Pour moi,—je demeure dans un quartier désert, et je rentre tard;—je prendrai la liberté d’être armé—jusqu’au moment où il sera parfaitement établi que, grâce à la surveillance de la police, on aura été un an sans arrêter, dépouiller, assommer ou noyer quelqu’un.—Mais tant que j’aurai un louis dans ma poche, je m’exposerai aux quinze francs d’amende de la police pour ne pas le laisser prendre;—c’est un bénéfice net de cinq francs.

M. de Balzac et soixante-quatre couteliers sacrifiés—n’établissaient pas encore suffisamment la vertu du cabinet.—M. Cavé fut désigné comme victime, et le Constitutionnel comme sacrificateur.—On assure même que, pour exciter son zèle, on lui promit la place de directeur des Beaux-Arts, comme on donnait autrefois la chair de la victime aux anciens pontifes.
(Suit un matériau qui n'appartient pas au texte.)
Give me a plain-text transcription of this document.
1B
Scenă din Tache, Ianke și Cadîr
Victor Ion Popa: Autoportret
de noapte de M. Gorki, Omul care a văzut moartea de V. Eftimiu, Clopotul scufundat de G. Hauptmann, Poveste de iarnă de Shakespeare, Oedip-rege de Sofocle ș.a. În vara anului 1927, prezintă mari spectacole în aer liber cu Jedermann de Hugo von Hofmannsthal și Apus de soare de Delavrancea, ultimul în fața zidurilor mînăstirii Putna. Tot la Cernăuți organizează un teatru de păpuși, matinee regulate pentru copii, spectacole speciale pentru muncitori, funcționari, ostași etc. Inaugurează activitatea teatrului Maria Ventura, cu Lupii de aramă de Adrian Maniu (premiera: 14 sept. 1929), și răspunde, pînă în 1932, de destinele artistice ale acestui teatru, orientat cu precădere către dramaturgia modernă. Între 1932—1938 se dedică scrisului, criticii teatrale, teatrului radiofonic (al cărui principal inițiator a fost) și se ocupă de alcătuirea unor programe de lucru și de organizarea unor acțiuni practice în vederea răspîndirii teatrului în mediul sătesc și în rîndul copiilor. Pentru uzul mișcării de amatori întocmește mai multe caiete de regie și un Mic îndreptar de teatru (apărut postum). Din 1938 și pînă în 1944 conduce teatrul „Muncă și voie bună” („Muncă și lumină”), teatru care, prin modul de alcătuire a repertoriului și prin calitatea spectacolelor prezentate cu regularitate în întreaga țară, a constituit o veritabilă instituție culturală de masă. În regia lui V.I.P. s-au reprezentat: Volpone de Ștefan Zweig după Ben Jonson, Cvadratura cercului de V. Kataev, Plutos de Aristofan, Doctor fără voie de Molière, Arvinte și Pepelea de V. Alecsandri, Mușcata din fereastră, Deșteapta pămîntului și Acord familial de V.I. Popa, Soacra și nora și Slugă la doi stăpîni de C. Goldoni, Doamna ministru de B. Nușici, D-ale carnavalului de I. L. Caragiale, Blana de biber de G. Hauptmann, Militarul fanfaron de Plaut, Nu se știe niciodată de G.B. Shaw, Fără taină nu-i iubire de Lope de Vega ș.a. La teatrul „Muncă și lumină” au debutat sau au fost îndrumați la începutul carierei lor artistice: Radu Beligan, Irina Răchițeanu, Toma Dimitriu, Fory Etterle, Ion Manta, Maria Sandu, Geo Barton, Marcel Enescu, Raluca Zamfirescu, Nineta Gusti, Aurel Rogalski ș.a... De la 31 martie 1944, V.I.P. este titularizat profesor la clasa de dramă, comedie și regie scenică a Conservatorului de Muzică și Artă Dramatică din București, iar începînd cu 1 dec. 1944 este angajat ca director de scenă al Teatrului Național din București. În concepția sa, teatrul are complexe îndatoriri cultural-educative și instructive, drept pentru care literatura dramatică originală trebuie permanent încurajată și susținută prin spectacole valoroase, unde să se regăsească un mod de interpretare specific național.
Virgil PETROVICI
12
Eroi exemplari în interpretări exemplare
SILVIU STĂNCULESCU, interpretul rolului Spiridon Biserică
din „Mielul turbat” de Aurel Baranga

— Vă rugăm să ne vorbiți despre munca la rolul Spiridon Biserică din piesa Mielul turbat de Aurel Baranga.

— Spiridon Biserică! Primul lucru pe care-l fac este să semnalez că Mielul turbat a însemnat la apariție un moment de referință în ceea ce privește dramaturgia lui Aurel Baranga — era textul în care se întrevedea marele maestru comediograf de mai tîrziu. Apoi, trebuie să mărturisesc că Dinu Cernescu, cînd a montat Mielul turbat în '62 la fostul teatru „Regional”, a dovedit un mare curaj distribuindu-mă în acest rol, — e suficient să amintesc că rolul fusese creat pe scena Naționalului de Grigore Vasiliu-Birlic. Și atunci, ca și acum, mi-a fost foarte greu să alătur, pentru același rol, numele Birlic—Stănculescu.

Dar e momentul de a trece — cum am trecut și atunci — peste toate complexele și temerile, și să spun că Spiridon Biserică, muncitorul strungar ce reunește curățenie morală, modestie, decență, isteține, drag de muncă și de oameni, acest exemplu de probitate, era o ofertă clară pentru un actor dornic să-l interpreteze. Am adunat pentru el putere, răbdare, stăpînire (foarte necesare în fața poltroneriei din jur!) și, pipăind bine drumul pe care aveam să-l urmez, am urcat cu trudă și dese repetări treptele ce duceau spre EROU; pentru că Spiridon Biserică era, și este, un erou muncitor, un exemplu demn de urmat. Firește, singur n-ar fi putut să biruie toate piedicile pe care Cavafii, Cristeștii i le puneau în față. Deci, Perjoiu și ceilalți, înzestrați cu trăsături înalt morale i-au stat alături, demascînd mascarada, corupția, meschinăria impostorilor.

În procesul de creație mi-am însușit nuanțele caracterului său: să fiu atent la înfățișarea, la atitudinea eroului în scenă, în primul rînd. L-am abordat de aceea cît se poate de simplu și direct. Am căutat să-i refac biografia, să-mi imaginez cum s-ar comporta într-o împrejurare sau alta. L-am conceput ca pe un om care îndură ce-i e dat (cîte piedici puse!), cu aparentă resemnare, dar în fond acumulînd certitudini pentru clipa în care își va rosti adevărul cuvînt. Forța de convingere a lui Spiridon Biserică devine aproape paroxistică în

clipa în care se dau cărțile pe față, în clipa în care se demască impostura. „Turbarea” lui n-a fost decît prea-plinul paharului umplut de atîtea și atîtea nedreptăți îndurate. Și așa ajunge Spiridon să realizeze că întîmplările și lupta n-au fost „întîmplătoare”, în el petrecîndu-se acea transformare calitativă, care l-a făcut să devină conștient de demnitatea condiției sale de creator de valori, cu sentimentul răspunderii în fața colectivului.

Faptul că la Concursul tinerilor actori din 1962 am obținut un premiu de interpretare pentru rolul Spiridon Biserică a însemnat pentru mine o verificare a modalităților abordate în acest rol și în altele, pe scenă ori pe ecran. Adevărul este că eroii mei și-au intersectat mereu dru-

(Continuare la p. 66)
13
En vain M. Cavé avait offert en holocauste à M. Thiers et à sa grandeur imminente madame de Girardin et l’École des journalistes.

Le Constitutionnel porta de graves accusations;—on fit circuler contre lui des mots attribués à M. Thiers.

L’existence de M. Cavé menacée a fait comprendre à ses amis et à ses protégés qu’il fallait se hâter.

M. Buloz, directeur de la Revue de Paris et de la Revue des Deux-Mondes, tout en passant sous le drapeau de M. Thiers,—s’est cependant dépêché d’aplanir les difficultés que trouvait son projet d’être à la fois directeur et commissaire royal du Théâtre-Français.—Il a donné le titre de régisseur général à M. Laurent, qui jusqu’ici, et depuis fort longtemps, se contentait du titre et des fonctions modestes de portier au même théâtre.

Alors s’est engagée la grande bataille pour la conquête des fonds secrets.

GRANDE BATAILLE DES FONDS SECRETS.—Les troupes de M. Thiers se composaient, outre son armée connue, de plusieurs troupes auxiliaires, telles que M. Barrot et ses vertueuses phalanges.—On comptait aussi sur la droite, qui avait donné un coup de main utile pour renverser le ministère Soult, et sur M. Berryer, dont nous avons déjà signalé les sympathies pour M. Thiers.